Isabella Loevin, Swedish minister for international development cooperation and climate, said she presented a discussion paper on the Emissions Trading System on Thursday to a group of environment ministers from 14 EU countries supporting ambitious climate policies, including Germany, France and the U.K. They met before a quarterly gathering of EU environment ministers in Luxembourg.
The document doesn’t constitute a Swedish government stance but rather aims to facilitate political talks on a law drafted by the European Commission to reform the ETS after 2020. It flagged tools including strengthening a reserve of permits that are temporarily withdrawn from the market, a possibility to cancel some allowances or extending the so-called backloading regulation that delays auctions of carbon permits through 2016.
“Our starting point is that we need to strengthen the price signal of the ETS because it’s not working the way it was meant to from the start,” Loevin said in a phone interview from Luxembourg. “We’re seeing an enormous amount of excess emission allowances, about 2 billion right now. The commission proposal on the reform of the ETS is not enough to address the real problem.”

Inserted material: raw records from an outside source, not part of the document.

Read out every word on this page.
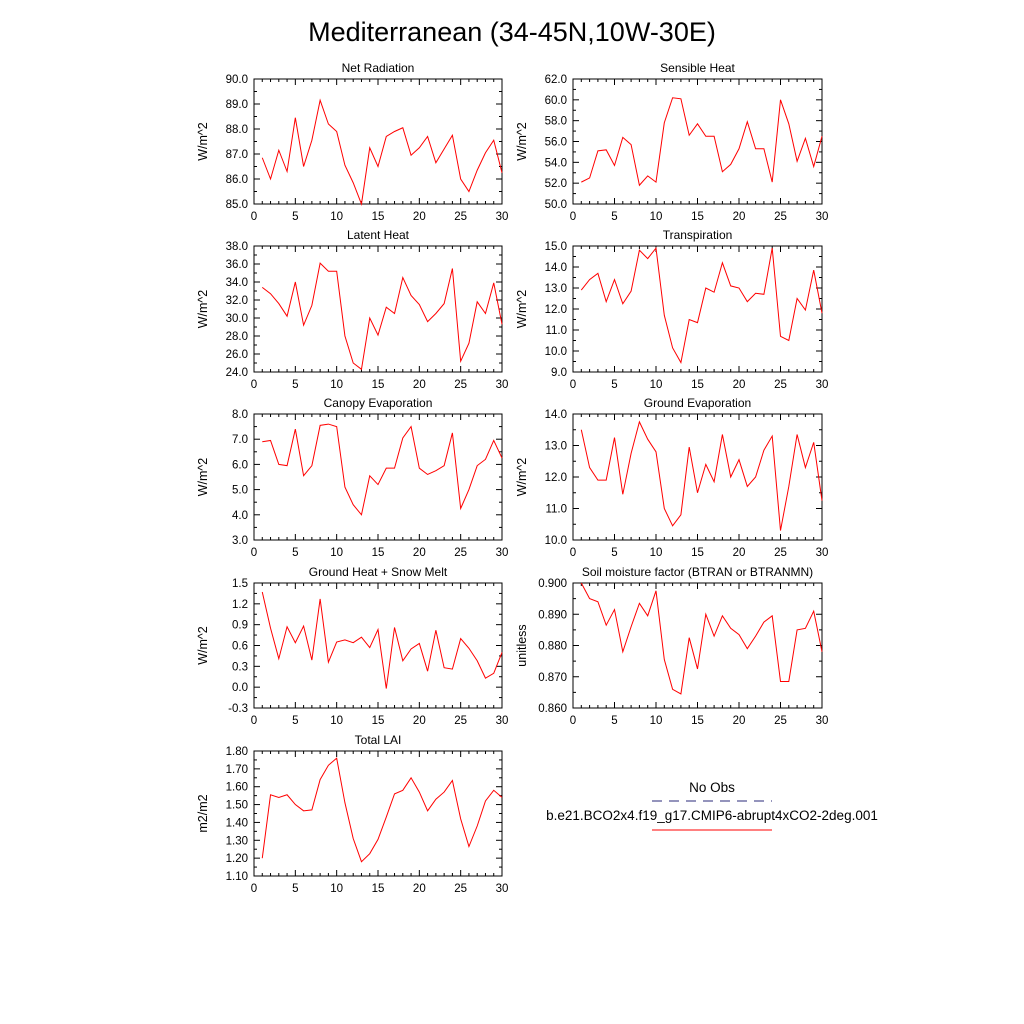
Mediterranean (34-45N,10W-30E)
Net Radiation
0	5	10 15 20 25 30
85.0
86.0
87.0
88.0
89.0
90.0
W/m^2
Sensible Heat
0	5	10 15 20 25 30
50.0
52.0
54.0
56.0
58.0
60.0
62.0
W/m^2
Latent Heat
0	5	10 15 20 25 30
24.0
26.0
28.0
30.0
32.0
34.0
36.0
38.0
W/m^2
Transpiration
0	5	10 15 20 25 30
9.0
10.0
11.0
12.0
13.0
14.0
15.0
W/m^2
Canopy Evaporation
0	5	10 15 20 25 30
3.0
4.0
5.0
6.0
7.0
8.0
W/m^2
Ground Evaporation
0	5	10 15 20 25 30
10.0
11.0
12.0
13.0
14.0
W/m^2
Ground Heat + Snow Melt
0	5	10 15 20 25 30
-0.3
0.0
0.3
0.6
0.9
1.2
1.5
W/m^2
Soil moisture factor (BTRAN or BTRANMN)
0	5	10 15 20 25 30
0.860
0.870
0.880
0.890
0.900
unitless
Total LAI
0	5	10 15 20 25 30
1.10
1.20
1.30
1.40
1.50
1.60
1.70
1.80
m2/m2
No Obs
b.e21.BCO2x4.f19_g17.CMIP6-abrupt4xCO2-2deg.001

The 11-year-old cap-and-trade program, Europe’s flagship climate policy tool, imposes pollution limits on more than 11,000 facilities owned by utilities and manufacturers. A record glut of permits, aggravated by the economic crisis, pushed carbon prices in the ETS down about 80 percent over the past six years. Allowances for delivery in December advanced following Loevin’s comments and traded 1.7 percent up at 5.91 euros a metric ton as of 4:41 p.m. in London.
To help prices rebound, EU lawmakers agreed last year to introduce the Market Stability Reserve, a mechanism that would automatically control the supply of permits to pollute starting in 2019. The reserve would follow an earlier emergency measure, known as backloading, under which sales of 900 million carbon permits would be delayed at auctions in 2014-2016.

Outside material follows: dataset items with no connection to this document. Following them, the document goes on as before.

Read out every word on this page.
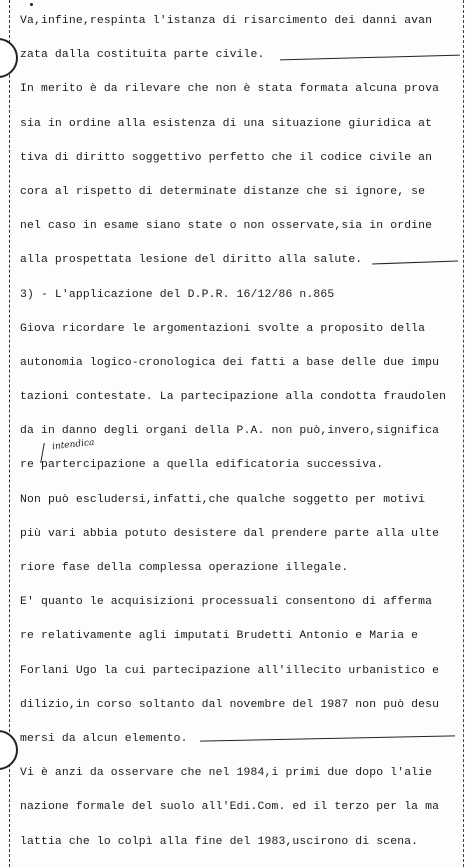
Va,infine,respinta l'istanza di risarcimento dei danni avan
zata dalla costituita parte civile.
In merito è da rilevare che non è stata formata alcuna prova
sia in ordine alla esistenza di una situazione giuridica at
tiva di diritto soggettivo perfetto che il codice civile an
cora al rispetto di determinate distanze che si ignore, se
nel caso in esame siano state o non osservate,sia in ordine
alla prospettata lesione del diritto alla salute.
3) - L'applicazione del D.P.R. 16/12/86 n.865
Giova ricordare le argomentazioni svolte a proposito della
autonomia logico-cronologica dei fatti a base delle due impu
tazioni contestate. La partecipazione alla condotta fraudolen
da in danno degli organi della P.A. non può,invero,significa
re partercipazione a quella edificatoria successiva.
Non può escludersi,infatti,che qualche soggetto per motivi
più vari abbia potuto desistere dal prendere parte alla ulte
riore fase della complessa operazione illegale.
E' quanto le acquisizioni processuali consentono di afferma
re relativamente agli imputati Brudetti Antonio e Maria e
Forlani Ugo la cui partecipazione all'illecito urbanistico e
dilizio,in corso soltanto dal novembre del 1987 non può desu
mersi da alcun elemento.
Vi è anzi da osservare che nel 1984,i primi due dopo l'alie
nazione formale del suolo all'Edi.Com. ed il terzo per la ma
lattia che lo colpì alla fine del 1983,uscirono di scena.
intendica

One option for the EU would be to strengthen the MSR, Loevin said.
“Another one is to have a rule so that after a certain period of time, maybe five years, excess allowances would be scrapped,” she said. “We feel also the backloading could continue up until 2019.”
Under the proposed reform of the carbon market, the emission caps will be reduced annually by 2.2 percent starting in 2021, compared with 1.74 percent in the current trading period through 2020.

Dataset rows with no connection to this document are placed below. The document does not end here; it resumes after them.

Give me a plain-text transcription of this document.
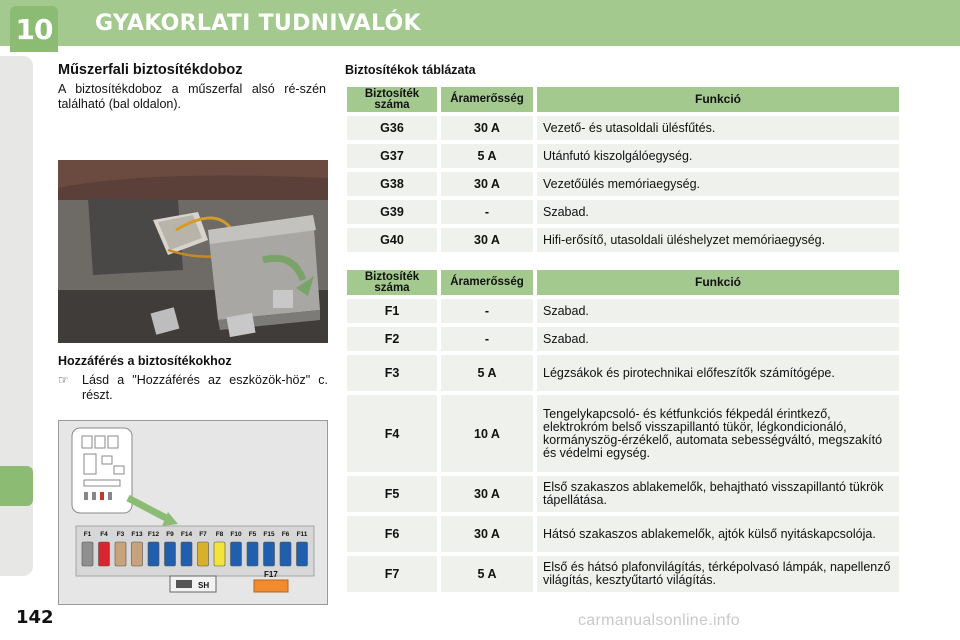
10 GYAKORLATI TUDNIVALÓK
142
Műszerfali biztosítékdoboz
A biztosítékdoboz a műszerfal alsó ré-szén található (bal oldalon).
Hozzáférés a biztosítékokhoz
☞	Lásd a "Hozzáférés az eszközök-höz" c. részt.
F1 F4 F3 F13 F12 F9 F14 F7 F8 F10 F5 F15 F6 F11
SH
F17
Biztosítékok táblázata
Biztosíték száma	Áramerősség	Funkció
G36	30 A	Vezető- és utasoldali ülésfűtés.
G37	5 A	Utánfutó kiszolgálóegység.
G38	30 A	Vezetőülés memóriaegység.
G39	-	Szabad.
G40	30 A	Hifi-erősítő, utasoldali üléshelyzet memóriaegység.
Biztosíték száma	Áramerősség	Funkció
F1	-	Szabad.
F2	-	Szabad.
F3	5 A	Légzsákok és pirotechnikai előfeszítők számítógépe.
F4	10 A	Tengelykapcsoló- és kétfunkciós fékpedál érintkező, elektrokróm belső visszapillantó tükör, légkondicionáló, kormányszög-érzékelő, automata sebességváltó, megszakító és védelmi egység.
F5	30 A	Első szakaszos ablakemelők, behajtható visszapillantó tükrök tápellátása.
F6	30 A	Hátsó szakaszos ablakemelők, ajtók külső nyitáskapcsolója.
F7	5 A	Első és hátsó plafonvilágítás, térképolvasó lámpák, napellenző világítás, kesztyűtartó világítás.
carmanualsonline.info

The so-called linear reduction factor is not enough, according to Loevin, who said the EU should continue lead the global fight against climate change after nations across the globe reached a deal in Paris last year to cub pollution. Under the accord countries from the U.S. to China agreed to work toward capping global temperature increases since pre-industrial times to 2 degrees Celsius (3.6 degrees Fahrenheit)
“It’d be extremely difficult, not to say impossible, to change it at this moment, but what we’re very anxious to see is that if we’re going to live up to the Paris Agreement and if we’re going to stay below 2 degrees, and preferably not over 1.5 degrees, then we need to raise the ambition substantially,” she said. “The stock-taking in 2018 is the first occasion to see how much we’re lagging behind and how much the world is lagging behind.”
Loevin also stressed Sweden is committed to the program of buying and canceling allowances worth 30 million euro annually starting in 2018. At current price levels, that corresponds to around 10 percent of the nation’s total emissions. The Scandinavian country is talking to other EU member sates if they are interested in joining the program of having a similar one, according to the minister.
“It’s certainly something that some member states are listening to with interest,” she said. “The point is more of proving that Sweden is putting its money where its mouth is and we’re really showing that we mean business. We want a reduction in emissions because we also need to incentivize low-carbon technologies. With too low a price on emissions it’s not consistent with the polluter-pays principle and we don’t have the right instrument in place to make the transition.”
Loevin said she was “mildly optimistic” that the EU will strengthen its carbon market.
“This morning discussion was one of those very important elements that we need in order to see how we can proceed,” she said. “There’s quite strong support, certainly in the Green Growth Group, but I’ve also talked to some countries outside the group and they are also concerned and want to see a functioning ETS.”